Quantum reflection of bright matter-wave solitons

TL;DR

This paper explores using bright matter-wave solitons from Bose-Einstein condensates to investigate quantum reflection at surfaces, highlighting their advantages in control and measurement accuracy due to their self-trapped nature.

Contribution

It introduces a novel method employing bright solitons to study quantum reflection, leveraging their non-dispersive and robust properties for improved experimental precision.

Findings

Bright solitons enable precise velocity control during surface reflection.

Self-trapped solitons produce clean, undisturbed reflection profiles.
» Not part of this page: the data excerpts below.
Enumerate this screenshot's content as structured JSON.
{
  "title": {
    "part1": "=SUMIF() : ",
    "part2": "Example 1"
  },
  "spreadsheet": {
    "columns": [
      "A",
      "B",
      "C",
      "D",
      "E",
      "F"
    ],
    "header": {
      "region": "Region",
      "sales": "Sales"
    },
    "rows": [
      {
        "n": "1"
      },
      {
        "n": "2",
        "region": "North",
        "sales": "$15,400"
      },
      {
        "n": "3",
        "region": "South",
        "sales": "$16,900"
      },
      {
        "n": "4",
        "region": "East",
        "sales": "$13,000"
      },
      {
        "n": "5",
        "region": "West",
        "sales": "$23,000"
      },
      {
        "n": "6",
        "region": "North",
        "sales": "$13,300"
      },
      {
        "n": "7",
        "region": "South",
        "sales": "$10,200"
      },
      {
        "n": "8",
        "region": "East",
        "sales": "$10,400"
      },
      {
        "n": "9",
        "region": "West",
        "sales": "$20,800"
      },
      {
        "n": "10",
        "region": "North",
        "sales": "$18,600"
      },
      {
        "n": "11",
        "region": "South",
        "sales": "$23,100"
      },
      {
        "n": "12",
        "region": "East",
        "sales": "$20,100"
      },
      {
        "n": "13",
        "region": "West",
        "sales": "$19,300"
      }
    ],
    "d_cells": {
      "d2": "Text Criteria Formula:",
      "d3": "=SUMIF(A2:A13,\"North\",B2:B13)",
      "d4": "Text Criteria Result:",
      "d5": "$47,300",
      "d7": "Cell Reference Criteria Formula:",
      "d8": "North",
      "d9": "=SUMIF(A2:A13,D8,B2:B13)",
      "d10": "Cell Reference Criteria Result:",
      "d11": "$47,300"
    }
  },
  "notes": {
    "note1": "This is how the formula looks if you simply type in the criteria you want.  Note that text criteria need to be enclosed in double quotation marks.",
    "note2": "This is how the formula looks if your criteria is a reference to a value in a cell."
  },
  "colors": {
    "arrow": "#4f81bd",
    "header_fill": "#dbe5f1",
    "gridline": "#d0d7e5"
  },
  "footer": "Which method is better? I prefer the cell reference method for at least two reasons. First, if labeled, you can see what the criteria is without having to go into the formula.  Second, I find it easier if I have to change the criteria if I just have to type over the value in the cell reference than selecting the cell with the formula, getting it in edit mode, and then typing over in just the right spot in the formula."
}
Numerical models confirm the effectiveness of solitons in quantum reflection measurements.

Abstract

We propose the use of bright matter-wave solitons formed from Bose-Einstein condensates with attractive interactions to probe and study quantum reflection from a solid surface at normal incidence. We demonstrate that the presence of attractive interatomic interactions leads to a number of advantages for the study of quantum reflection. The absence of dispersion as the soliton propagates allows precise control of the velocity normal to the surface and for much lower velocities to be achieved. Numerical modelling shows that the robust, self-trapped nature of bright solitons leads to a clean reflection from the surface, limiting the disruption of the density profile and permitting accurate measurements of the reflection probability.